A verbatim ask from a customer is very useful to tell a story and it carries a lot of weight to stakeholders but unfortunately, it does not necessarily lead to insight. Interpreting their statements verbatim may lead you down the wrong path — e.g., building features they may not need or delivering incremental features that limit your true potential to deliver products they love. They may ask for a faster horse but we could do better innovating a motor vehicle. Many other times, a true understanding of customers may not come from what they explicitly ask, especially if they do not know what they need — e.g., no one asked for Prime to be created but customers used it in droves when the program was started.

Observe to discern -

Intuit’s Follow Me Home is a customer immersion practice where employees observe customers in their natural environment. Such a practice helps product owners to uncover how customers actually use their products — e.g., how smooth their first-use experience is, where they get interrupted, where they resume an action, how they switch devices, how many steps they actually take, and when they stop using your product. Mere observation does not guarantee insight, find out more. For example, when you observe that the customer switches from the mobile to the laptop in the middle of the workflow, discern that they find that the viewing experience in the mobile application does not give them enough confidence to make their purchasing decision readily.

Step 2 — Empathize — Next, get to the core emotions — e.g., dilemma, tension, friction, dissatisfaction — that underpin the customer’s experience

Recognize emotions -

In this critical step, you recognize how your customer feels and understand their emotional state with strong accuracy. You’re able to connect with the core emotions felt by your customer, e.g., dissatisfaction, dilemma, lack of confidence, and fear. So, you’re able to understand the dilemma the consumer faces in knowing they have to pay shipping fees. You can relate to their inability to complete a transaction in that state of mind. You’re also able to deeply feel the lack of confidence in that car dealer every time they submit a funding application.

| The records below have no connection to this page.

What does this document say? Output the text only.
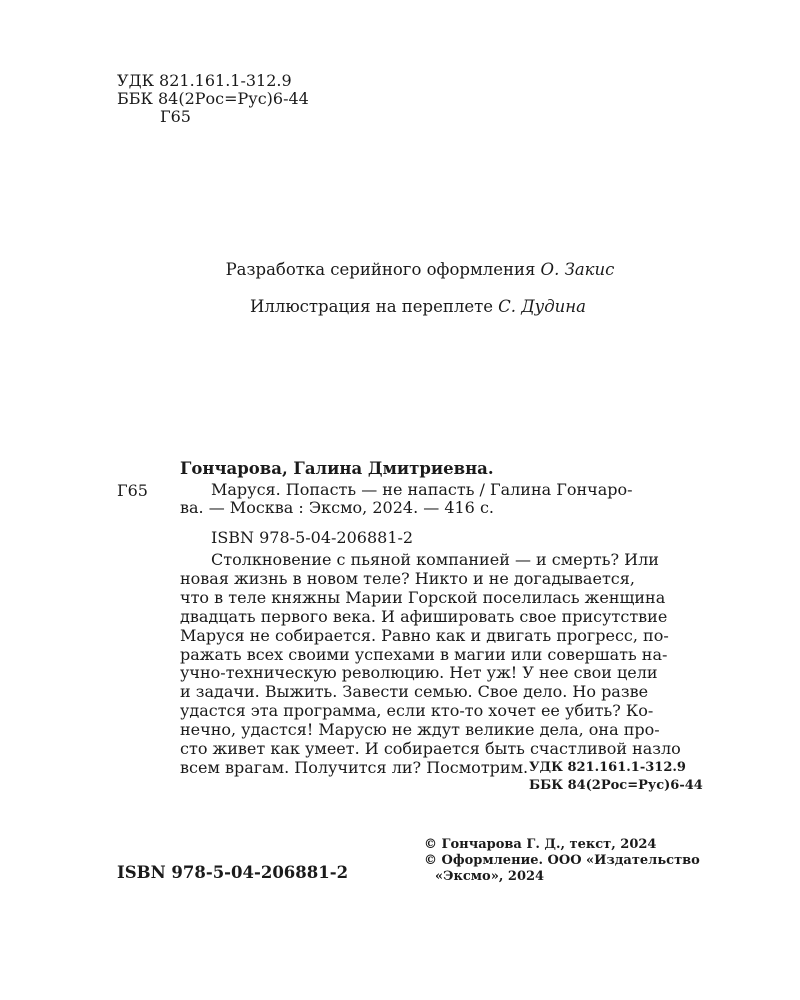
УДК 821.161.1-312.9
ББК 84(2Рос=Рус)6-44
Г65
Разработка серийного оформления О. Закис
Иллюстрация на переплете С. Дудина
Гончарова, Галина Дмитриевна.
Г65	Маруся. Попасть — не напасть / Галина Гончаро-
ва. — Москва : Эксмо, 2024. — 416 с.
ISBN 978-5-04-206881-2
Столкновение с пьяной компанией — и смерть? Или
новая жизнь в новом теле? Никто и не догадывается,
что в теле княжны Марии Горской поселилась женщина
двадцать первого века. И афишировать свое присутствие
Маруся не собирается. Равно как и двигать прогресс, по-
ражать всех своими успехами в магии или совершать на-
учно-техническую революцию. Нет уж! У нее свои цели
и задачи. Выжить. Завести семью. Свое дело. Но разве
удастся эта программа, если кто-то хочет ее убить? Ко-
нечно, удастся! Марусю не ждут великие дела, она про-
сто живет как умеет. И собирается быть счастливой назло
всем врагам. Получится ли? Посмотрим. УДК 821.161.1-312.9
ББК 84(2Рос=Рус)6-44
ISBN 978-5-04-206881-2
© Гончарова Г. Д., текст, 2024
© Оформление. ООО «Издательство
«Эксмо», 2024
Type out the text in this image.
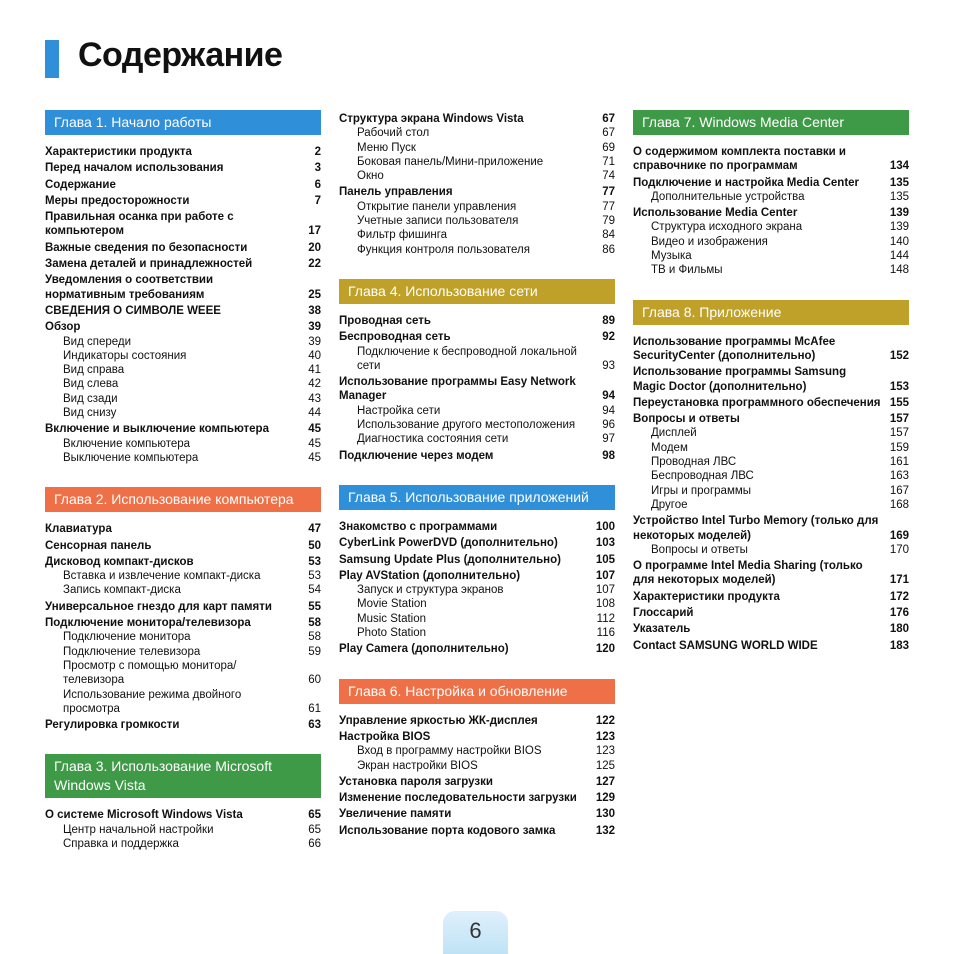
Содержание
Глава 1. Начало работы
Характеристики продукта	2
Перед началом использования	3
Содержание	6
Меры предосторожности	7
Правильная осанка при работе с компьютером	17
Важные сведения по безопасности	20
Замена деталей и принадлежностей	22
Уведомления о соответствии нормативным требованиям	25
СВЕДЕНИЯ О СИМВОЛЕ WEEE	38
Обзор	39
Вид спереди	39
Индикаторы состояния	40
Вид справа	41
Вид слева	42
Вид сзади	43
Вид снизу	44
Включение и выключение компьютера	45
Включение компьютера	45
Выключение компьютера	45
Глава 2. Использование компьютера
Клавиатура	47
Сенсорная панель	50
Дисковод компакт-дисков	53
Вставка и извлечение компакт-диска	53
Запись компакт-диска	54
Универсальное гнездо для карт памяти	55
Подключение монитора/телевизора	58
Подключение монитора	58
Подключение телевизора	59
Просмотр с помощью монитора/ телевизора	60
Использование режима двойного просмотра	61
Регулировка громкости	63
Глава 3. Использование Microsoft Windows Vista
О системе Microsoft Windows Vista	65
Центр начальной настройки	65
Справка и поддержка	66
Структура экрана Windows Vista	67
Рабочий стол	67
Меню Пуск	69
Боковая панель/Мини-приложение	71
Окно	74
Панель управления	77
Открытие панели управления	77
Учетные записи пользователя	79
Фильтр фишинга	84
Функция контроля пользователя	86
Глава 4. Использование сети
Проводная сеть	89
Беспроводная сеть	92
Подключение к беспроводной локальной сети	93
Использование программы Easy Network Manager	94
Настройка сети	94
Использование другого местоположения	96
Диагностика состояния сети	97
Подключение через модем	98
Глава 5. Использование приложений
Знакомство с программами	100
CyberLink PowerDVD (дополнительно)	103
Samsung Update Plus (дополнительно)	105
Play AVStation (дополнительно)	107
Запуск и структура экранов	107
Movie Station	108
Music Station	112
Photo Station	116
Play Camera (дополнительно)	120
Глава 6. Настройка и обновление
Управление яркостью ЖК-дисплея	122
Настройка BIOS	123
Вход в программу настройки BIOS	123
Экран настройки BIOS	125
Установка пароля загрузки	127
Изменение последовательности загрузки	129
Увеличение памяти	130
Использование порта кодового замка	132
Глава 7. Windows Media Center
О содержимом комплекта поставки и справочнике по программам	134
Подключение и настройка Media Center	135
Дополнительные устройства	135
Использование Media Center	139
Структура исходного экрана	139
Видео и изображения	140
Музыка	144
ТВ и Фильмы	148
Глава 8. Приложение
Использование программы McAfee SecurityCenter (дополнительно)	152
Использование программы Samsung Magic Doctor (дополнительно)	153
Переустановка программного обеспечения 155
Вопросы и ответы	157
Дисплей	157
Модем	159
Проводная ЛВС	161
Беспроводная ЛВС	163
Игры и программы	167
Другое	168
Устройство Intel Turbo Memory (только для некоторых моделей)	169
Вопросы и ответы	170
О программе Intel Media Sharing (только для некоторых моделей)	171
Характеристики продукта	172
Глоссарий	176
Указатель	180
Contact SAMSUNG WORLD WIDE	183
6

Practice cognitive empathy -

Good product managers need to practice cognitive empathy. Unlike emotional empathy, which unconsciously results in the observer sharing the emotions of the observed, cognitive empathy is about the observer recognizing and understanding the emotions of the observed. The former is a resulting state while the latter is a conscious choice. Emotional empathy is something some of us are born with while cognitive empathy can be acquired by anyone. Product managers need to deliberately train themselves to acquire and grow this skill.

Step 3 — Penetrate — finally, understand why it all matters to the customer

Dive deep to understand the customer’s motivation -

Understanding the strong emotions that underpin a customer’s experience will naturally lead you to their motivations. For example, once you uncover a professional’s dissatisfaction with the quality of professional feedback they’re receiving, you learn that they’re driven by the need to improve themselves by hearing from those whose opinions that truly matter to them. Likewise, a consumer’s strong dilemma about shipping fees leads you to their emotional motive to eliminate their guilt and discomfort about paying for convenience.

This sequence of a) understanding your customer’s current experience, b) recognizing their strong emotions about something lacking in their current experience, and c) understanding their true motivations will almost always lead you to valuable insights. Remember insight is not a ready-made idea for your next product or product feature but it serves as a solid foundation for your next product innovation. You can train yourself to be good at it!